Auf dem Weg nach Uptown für einen Neuanfang mit 450.000 US-Dollar. Welche Option haben sie gewählt?

Als Stanley Smith in den 1970er Jahren in das East Village zog, fand er seinen Weg zu einer Genossenschaftseinheit, die in der East Seventh Street zum Verkauf angeboten wurde. “Der Typ war gerade an einer Überdosis gestorben”, sagte er. „Ich habe seine Mutter in Washington DC angerufen“

Sie einigten sich auf einen Preis: 3.000 Dollar.

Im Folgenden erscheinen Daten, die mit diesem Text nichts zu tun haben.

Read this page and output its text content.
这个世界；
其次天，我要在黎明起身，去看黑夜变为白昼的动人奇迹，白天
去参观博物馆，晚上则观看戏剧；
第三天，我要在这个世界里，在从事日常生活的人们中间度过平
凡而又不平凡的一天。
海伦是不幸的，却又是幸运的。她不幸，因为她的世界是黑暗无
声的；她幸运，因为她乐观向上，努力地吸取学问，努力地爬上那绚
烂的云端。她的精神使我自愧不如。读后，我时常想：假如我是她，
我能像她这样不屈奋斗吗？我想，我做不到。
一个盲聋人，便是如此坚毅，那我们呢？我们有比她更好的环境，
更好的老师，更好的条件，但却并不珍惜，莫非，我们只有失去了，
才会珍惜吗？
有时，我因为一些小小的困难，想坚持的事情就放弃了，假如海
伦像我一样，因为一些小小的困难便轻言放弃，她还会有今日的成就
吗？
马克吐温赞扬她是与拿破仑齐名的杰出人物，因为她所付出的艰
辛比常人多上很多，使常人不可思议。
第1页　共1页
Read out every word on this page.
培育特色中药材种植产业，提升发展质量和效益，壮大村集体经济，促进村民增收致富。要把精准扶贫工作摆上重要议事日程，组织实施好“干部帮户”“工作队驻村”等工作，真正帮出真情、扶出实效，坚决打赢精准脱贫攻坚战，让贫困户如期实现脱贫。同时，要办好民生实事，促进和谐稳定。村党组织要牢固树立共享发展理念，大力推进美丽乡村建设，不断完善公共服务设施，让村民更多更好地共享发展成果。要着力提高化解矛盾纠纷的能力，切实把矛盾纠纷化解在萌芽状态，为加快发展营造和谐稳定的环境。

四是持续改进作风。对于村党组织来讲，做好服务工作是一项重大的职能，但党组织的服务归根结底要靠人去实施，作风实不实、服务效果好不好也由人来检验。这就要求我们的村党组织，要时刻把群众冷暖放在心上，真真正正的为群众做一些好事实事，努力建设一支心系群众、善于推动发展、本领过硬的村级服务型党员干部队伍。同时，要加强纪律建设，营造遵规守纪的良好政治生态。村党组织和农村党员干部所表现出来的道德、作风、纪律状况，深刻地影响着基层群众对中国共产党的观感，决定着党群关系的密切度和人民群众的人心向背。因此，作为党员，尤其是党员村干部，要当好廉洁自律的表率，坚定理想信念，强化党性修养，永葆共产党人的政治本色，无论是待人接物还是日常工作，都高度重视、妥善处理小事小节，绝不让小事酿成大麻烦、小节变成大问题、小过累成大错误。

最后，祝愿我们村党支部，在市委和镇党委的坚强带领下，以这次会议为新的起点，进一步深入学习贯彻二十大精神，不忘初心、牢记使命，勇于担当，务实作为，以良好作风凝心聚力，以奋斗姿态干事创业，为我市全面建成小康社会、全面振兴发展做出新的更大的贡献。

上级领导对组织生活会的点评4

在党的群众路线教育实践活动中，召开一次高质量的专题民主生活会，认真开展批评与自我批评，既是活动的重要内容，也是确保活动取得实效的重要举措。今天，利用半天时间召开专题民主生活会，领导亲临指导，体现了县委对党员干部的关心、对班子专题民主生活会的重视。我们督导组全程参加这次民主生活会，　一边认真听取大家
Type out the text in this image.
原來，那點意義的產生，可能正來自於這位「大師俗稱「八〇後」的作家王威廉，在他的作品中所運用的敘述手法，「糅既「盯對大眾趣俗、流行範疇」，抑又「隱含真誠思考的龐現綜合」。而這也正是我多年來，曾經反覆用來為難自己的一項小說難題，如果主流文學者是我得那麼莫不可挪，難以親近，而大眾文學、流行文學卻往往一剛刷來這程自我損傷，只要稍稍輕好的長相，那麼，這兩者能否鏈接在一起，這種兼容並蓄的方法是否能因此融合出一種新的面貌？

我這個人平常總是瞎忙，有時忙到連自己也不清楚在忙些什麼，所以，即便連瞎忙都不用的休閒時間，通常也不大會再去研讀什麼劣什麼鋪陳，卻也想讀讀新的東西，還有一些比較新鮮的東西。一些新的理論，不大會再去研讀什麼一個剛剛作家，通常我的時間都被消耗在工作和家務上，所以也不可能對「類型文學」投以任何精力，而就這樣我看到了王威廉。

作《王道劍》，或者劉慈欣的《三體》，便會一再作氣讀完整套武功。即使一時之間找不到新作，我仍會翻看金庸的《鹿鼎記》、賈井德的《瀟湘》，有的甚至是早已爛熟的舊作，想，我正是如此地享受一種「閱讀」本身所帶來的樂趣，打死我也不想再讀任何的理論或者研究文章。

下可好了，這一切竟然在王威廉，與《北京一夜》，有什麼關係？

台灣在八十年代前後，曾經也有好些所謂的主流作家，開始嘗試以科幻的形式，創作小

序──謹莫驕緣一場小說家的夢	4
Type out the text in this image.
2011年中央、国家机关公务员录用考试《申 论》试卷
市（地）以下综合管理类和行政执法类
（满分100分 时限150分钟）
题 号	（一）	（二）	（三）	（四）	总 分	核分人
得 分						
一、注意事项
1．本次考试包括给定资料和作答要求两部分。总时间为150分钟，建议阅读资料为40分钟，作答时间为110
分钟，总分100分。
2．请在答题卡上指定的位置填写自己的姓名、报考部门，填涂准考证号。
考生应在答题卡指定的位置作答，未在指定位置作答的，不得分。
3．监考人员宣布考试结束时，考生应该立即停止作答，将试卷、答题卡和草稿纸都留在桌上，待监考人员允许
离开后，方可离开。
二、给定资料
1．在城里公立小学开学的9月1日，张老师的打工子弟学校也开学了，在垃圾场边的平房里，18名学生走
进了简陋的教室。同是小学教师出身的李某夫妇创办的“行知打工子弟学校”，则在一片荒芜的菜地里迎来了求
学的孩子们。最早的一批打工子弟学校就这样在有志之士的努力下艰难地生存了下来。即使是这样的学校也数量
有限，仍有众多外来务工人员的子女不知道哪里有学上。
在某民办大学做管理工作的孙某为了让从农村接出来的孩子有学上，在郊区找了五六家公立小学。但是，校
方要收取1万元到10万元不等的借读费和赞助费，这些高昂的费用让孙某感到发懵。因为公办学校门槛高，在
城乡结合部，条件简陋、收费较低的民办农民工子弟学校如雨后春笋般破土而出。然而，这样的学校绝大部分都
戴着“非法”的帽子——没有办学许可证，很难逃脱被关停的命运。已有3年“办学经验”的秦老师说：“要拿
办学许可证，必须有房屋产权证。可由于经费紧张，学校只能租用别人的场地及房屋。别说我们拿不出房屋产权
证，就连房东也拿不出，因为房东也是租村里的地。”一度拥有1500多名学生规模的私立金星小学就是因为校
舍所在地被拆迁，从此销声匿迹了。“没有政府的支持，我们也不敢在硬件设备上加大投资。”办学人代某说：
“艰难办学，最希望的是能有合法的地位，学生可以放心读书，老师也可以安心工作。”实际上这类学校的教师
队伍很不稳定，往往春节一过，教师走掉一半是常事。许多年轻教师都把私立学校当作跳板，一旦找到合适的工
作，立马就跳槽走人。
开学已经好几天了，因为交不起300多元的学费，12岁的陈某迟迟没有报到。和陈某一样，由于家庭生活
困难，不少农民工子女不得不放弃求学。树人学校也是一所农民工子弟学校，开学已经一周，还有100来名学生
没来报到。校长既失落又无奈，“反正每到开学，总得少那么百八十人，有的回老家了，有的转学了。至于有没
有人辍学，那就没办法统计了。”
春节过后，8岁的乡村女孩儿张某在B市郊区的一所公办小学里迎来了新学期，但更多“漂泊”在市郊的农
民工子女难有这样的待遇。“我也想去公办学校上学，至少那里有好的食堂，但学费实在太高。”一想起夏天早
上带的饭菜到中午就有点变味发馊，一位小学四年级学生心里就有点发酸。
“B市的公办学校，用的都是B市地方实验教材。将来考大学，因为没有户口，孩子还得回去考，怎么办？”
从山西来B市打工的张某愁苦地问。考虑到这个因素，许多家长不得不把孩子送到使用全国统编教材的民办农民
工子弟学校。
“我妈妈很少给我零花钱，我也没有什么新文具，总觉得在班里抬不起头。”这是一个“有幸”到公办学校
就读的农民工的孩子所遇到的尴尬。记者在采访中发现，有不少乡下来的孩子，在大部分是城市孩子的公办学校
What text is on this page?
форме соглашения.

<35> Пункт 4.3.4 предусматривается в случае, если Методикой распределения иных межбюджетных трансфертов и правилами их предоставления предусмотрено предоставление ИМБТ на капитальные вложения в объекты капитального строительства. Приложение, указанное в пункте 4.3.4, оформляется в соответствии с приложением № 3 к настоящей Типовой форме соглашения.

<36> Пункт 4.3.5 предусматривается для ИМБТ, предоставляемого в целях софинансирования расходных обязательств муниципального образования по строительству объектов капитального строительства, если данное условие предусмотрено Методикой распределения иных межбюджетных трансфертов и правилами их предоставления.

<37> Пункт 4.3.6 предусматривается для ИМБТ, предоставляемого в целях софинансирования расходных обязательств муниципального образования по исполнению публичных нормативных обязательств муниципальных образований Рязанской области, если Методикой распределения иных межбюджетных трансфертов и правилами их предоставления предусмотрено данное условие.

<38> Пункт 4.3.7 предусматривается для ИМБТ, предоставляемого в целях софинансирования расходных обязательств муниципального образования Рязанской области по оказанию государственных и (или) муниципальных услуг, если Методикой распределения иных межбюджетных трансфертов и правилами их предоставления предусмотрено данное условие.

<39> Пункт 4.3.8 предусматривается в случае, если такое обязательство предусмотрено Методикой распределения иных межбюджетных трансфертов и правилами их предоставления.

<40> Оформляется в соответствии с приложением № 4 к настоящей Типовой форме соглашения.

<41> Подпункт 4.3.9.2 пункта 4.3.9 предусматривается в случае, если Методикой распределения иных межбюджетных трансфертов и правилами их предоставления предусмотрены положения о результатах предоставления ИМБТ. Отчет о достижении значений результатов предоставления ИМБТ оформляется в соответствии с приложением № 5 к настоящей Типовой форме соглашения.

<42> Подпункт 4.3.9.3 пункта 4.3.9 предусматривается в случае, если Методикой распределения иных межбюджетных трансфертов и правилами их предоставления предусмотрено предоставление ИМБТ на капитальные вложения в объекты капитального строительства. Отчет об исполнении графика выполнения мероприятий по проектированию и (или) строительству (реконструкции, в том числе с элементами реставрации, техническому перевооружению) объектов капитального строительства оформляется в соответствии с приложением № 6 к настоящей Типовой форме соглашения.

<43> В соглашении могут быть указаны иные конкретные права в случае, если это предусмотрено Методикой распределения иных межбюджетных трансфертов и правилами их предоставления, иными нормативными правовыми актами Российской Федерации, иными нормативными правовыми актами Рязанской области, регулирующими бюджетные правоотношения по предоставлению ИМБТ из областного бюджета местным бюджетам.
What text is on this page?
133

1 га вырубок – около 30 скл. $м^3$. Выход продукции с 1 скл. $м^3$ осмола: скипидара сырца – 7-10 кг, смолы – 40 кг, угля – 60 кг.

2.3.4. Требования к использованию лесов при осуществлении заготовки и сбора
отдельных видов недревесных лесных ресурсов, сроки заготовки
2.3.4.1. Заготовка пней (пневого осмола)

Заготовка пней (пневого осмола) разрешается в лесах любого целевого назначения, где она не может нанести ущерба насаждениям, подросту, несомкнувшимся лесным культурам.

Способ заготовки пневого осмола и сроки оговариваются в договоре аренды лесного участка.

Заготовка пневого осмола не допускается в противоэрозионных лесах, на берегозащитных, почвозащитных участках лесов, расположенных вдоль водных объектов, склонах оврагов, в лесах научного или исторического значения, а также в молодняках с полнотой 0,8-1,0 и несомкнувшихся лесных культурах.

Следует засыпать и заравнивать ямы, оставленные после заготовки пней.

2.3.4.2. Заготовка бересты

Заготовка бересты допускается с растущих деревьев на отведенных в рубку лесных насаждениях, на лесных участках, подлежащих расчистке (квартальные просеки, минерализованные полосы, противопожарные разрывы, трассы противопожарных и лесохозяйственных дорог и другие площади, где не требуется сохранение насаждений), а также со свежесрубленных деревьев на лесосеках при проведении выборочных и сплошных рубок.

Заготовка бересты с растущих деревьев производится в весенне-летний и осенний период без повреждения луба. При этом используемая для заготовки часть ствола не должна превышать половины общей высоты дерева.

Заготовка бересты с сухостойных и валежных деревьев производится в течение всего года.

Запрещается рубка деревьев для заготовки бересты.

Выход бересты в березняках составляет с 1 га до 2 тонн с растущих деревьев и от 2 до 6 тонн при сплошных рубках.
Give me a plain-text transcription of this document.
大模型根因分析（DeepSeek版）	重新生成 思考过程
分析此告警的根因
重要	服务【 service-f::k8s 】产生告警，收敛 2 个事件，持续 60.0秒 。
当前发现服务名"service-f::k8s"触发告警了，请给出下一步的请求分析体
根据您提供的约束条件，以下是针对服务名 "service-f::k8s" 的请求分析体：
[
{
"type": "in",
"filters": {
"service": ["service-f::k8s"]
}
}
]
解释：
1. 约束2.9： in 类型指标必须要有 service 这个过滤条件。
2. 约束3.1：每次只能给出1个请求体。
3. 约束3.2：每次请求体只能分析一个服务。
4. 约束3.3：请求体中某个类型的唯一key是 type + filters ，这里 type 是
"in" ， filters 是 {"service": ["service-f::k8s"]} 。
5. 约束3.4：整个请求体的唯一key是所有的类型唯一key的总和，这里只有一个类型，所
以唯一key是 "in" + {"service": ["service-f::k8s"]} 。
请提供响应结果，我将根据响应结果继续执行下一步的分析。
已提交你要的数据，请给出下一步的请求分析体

Als er einzog, hatte die 500 Quadratmeter große Wohnung keine Decke, keine Küche und einen zersplitterten Unterboden. Er arbeitete im Laufe der Jahre daran und traf später Marion Valladares, die aus Paris in der Stadt war, um einen Freund zu besuchen, der einen seiner Freunde kannte. Nachdem die beiden 1991 geheiratet hatten, führten sie ihre Nachnamen zusammen und lebten die nächsten drei Jahrzehnte glücklich in der Wohnung.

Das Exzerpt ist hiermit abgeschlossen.